Loschy gewinnt ihre Ideen aus der Beobachtung von Menschen und Dingen, sie versucht unterschiedliche Vorgänge der menschlichen Psyche zu verstehen und künstlerisch zu verarbeiten, auch destruktive und selbstzerstörerische Verhaltensmuster. Sie schickt den Betrachter ihrer Arbeiten in eine gewisse Richtung, aber ab einem gewissen Grad überlässt sie ihn sich selbst. Deshalb fallen die Reaktionen auf ihre Arbeiten höchst unterschiedlich aus und reichen von Beklemmungsgefühlen bis zur Begeisterung. Will sie mit ihren Werken auch provozieren? „Ob es eine Provokation ist, liegt immer im Auge des Betrachters", antwortet Loschy.
Unterschiedliche Zugänge offen
Ihre Skulpturen sind technisch sehr aufwendig und bedürfen ein hohes Maß an Tüftelei. In ihrer Heimat Hartberg und an ihrem Atelierstandort Unterrohr bekommt sie von ihrer Familie, Freunden und ortsansässigen Unternehmen Unterstützung. Sie findet es jedes Mal spannend, wie Menschen - etwa Mechaniker -, die nichts oder kaum etwas mit Kunst zu tun haben, mit ihrer Arbeit und der technischen Umsetzung umgehen: „Meine Kunst lässt verschiedene Zugänge zu", meint Loschy augenzwinkernd. Neben ihren Skulpturen macht die ausgebildete Medienkünstlerin auch Videos und Performancevideos.
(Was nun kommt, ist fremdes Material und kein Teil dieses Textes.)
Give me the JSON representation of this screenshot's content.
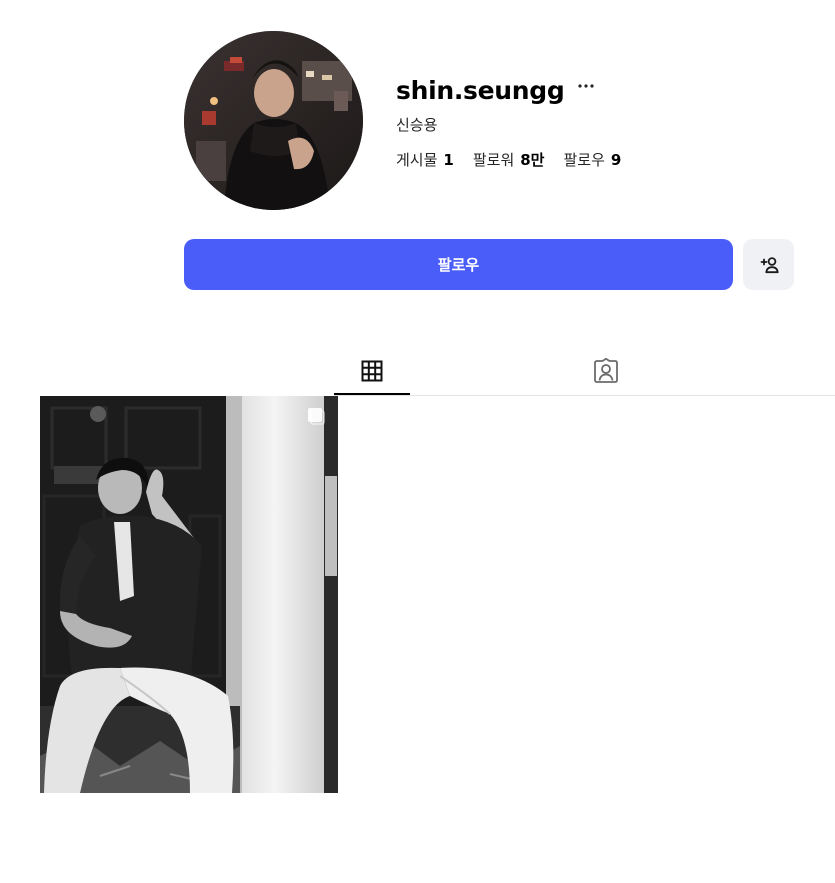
{
  "profile": {
    "username": "shin.seungg",
    "full_name": "신승용",
    "more_label": "···"
  },
  "stats": {
    "posts_label": "게시물",
    "posts_count": "1",
    "followers_label": "팔로워",
    "followers_count": "8만",
    "following_label": "팔로우",
    "following_count": "9"
  },
  "actions": {
    "follow_label": "팔로우",
    "add_friend_icon": "person-add-icon"
  },
  "tabs": [
    {
      "name": "posts",
      "icon": "grid-icon",
      "active": true
    },
    {
      "name": "tagged",
      "icon": "tagged-person-icon",
      "active": false
    }
  ],
  "posts": [
    {
      "type": "photo",
      "multi": true,
      "badge_icon": "multi-photo-icon"
    }
  ],
  "colors": {
    "accent": "#4a5df9",
    "secondary_button": "#eff1f4",
    "divider": "#e4e4e4"
  }
}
Der innere Kampf der Geierwally
Unter dem Titel „Me And My Selves" hat Loschy aus der ursprünglichen Verfilmung der „Geierwally" aus dem Jahr 1912 Szenen, in denen die Hauptdarstellerin allein zu sehen ist, herausgenommen und neu zusammengesetzt. Das reale Vorbild der Geierwally ist die Tiroler Malerin Anna Stainer-Knittel (1841-1915), die sich den klassischen weiblichen Klischeerollen verweigert hat. Loschy lässt die Geierwally in ihrem Video in verschiedenen Selbsts kommunizieren: ein innerer Kampf, in dem das Finden und Definieren der eigenen Persönlichkeit steckt. Der in Graz studierte italienische Saxophonist und Komponist Nicolo Loro Ravenni hat die Musik dazu gemacht.
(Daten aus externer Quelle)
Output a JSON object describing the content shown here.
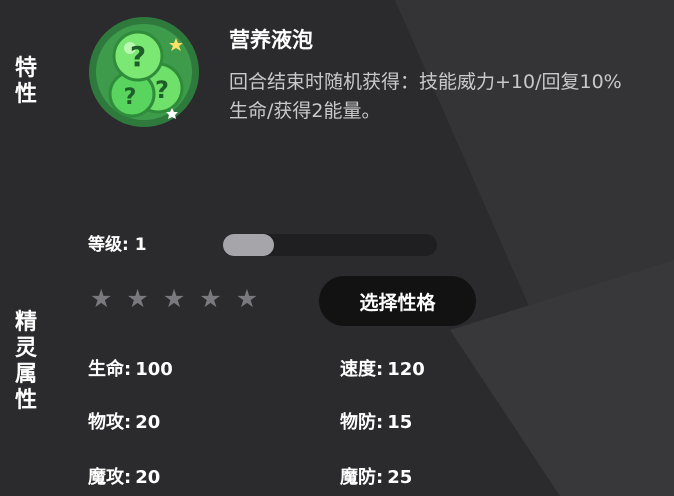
{
  "side_labels": {
    "trait": "特\n性",
    "attributes": "精\n灵\n属\n性"
  },
  "trait": {
    "name": "营养液泡",
    "description": "回合结束时随机获得：技能威力+10/回复10%生命/获得2能量。",
    "icon": "green-bubble-question-icon"
  },
  "level": {
    "label": "等级:",
    "value": "1",
    "progress_fraction": 0.24
  },
  "stars": {
    "filled": 0,
    "total": 5
  },
  "choose_button": "选择性格",
  "stats": {
    "hp": {
      "label": "生命:",
      "value": "100"
    },
    "speed": {
      "label": "速度:",
      "value": "120"
    },
    "phys_atk": {
      "label": "物攻:",
      "value": "20"
    },
    "phys_def": {
      "label": "物防:",
      "value": "15"
    },
    "mag_atk": {
      "label": "魔攻:",
      "value": "20"
    },
    "mag_def": {
      "label": "魔防:",
      "value": "25"
    }
  },
  "colors": {
    "background": "#2b2b2d",
    "button_bg": "#121212",
    "star_empty": "#7a7a7e",
    "bar_fill": "#a6a6aa",
    "icon_green": "#4fd35a"
  }
}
Apropos Musik: Loschy ist auch Schlagzeugerin der Band „ Perlen für die Säue", einer vierköpfigen Frauen-Kunst-Performance-Band, die Kraut und Rüben vom Schlager über Speed-Metal, Rap bis zur Rockmusik spielt. - Die Künstlerin Evelyn Loschy ist nach wie vor in keine Schublade zu pressen.